Discovery of small-molecule inhibitors targeting the ribosomal peptidyl transferase center (PTC) of M. tuberculosis

Benjamin Tam; Dror Sherf; Shira Cohen; Sarah Adi Eisdorfer; Moshe Perez; Adam Soffer; Dan Vilenchik; Sabine Ruth Akabayov; Gerhard Wagner; Barak Akabayov

doi:10.1039/c9sc02520k

Discovery of small-molecule inhibitors targeting the ribosomal peptidyl transferase center (PTC) of M. tuberculosis

Chem Sci. 2019 Aug 6;10(38):8764-8767. doi: 10.1039/c9sc02520k. eCollection 2019 Oct 14.

Authors

Affiliations

¹ Department of Chemistry , Ben-Gurion University of the Negev , Beer-Sheva , Israel . Email: akabayov@bgu.ac.il.
² Department of Structural Biology , Weizmann Institute of Science , Rehovot , Israell.
³ School of Computer and Electrical Engineering , Ben-Gurion University of the Negev , Israel.
⁴ Department of Biological Chemistry and Molecular Pharmacology , Harvard Medical School , Boston , MA , USA.

Abstract

M. tuberculosis (Mtb) is a pathogenic bacterium that causes tuberculosis, which kills more than 1.5 million people worldwide every year. Strains resistant to available antibiotics pose a significant healthcare problem. The enormous complexity of the ribosome poses a barrier for drug discovery. We have overcome this in a tractable way by using an RNA segment that represents the peptidyl transferase center as a target.
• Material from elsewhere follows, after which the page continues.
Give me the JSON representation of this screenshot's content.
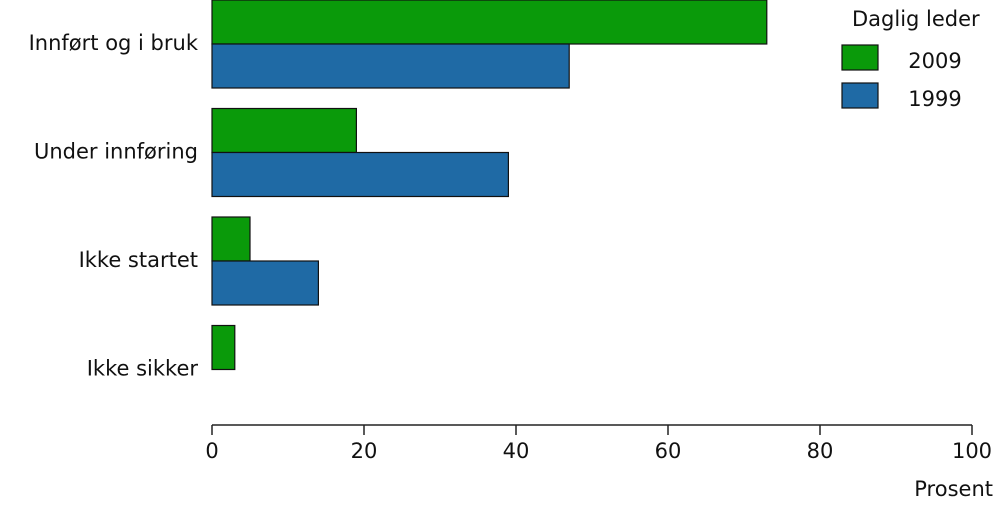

By using a novel combination of NMR transverse relaxation times (T ₂) and computational chemistry approaches, we have obtained improved inhibitors of the Mtb ribosomal PTC. Two phenylthiazole derivatives were predicted by machine learning models as effective inhibitors, and this was confirmed by their IC₅₀ values, which were significantly improved over standard antibiotic drugs.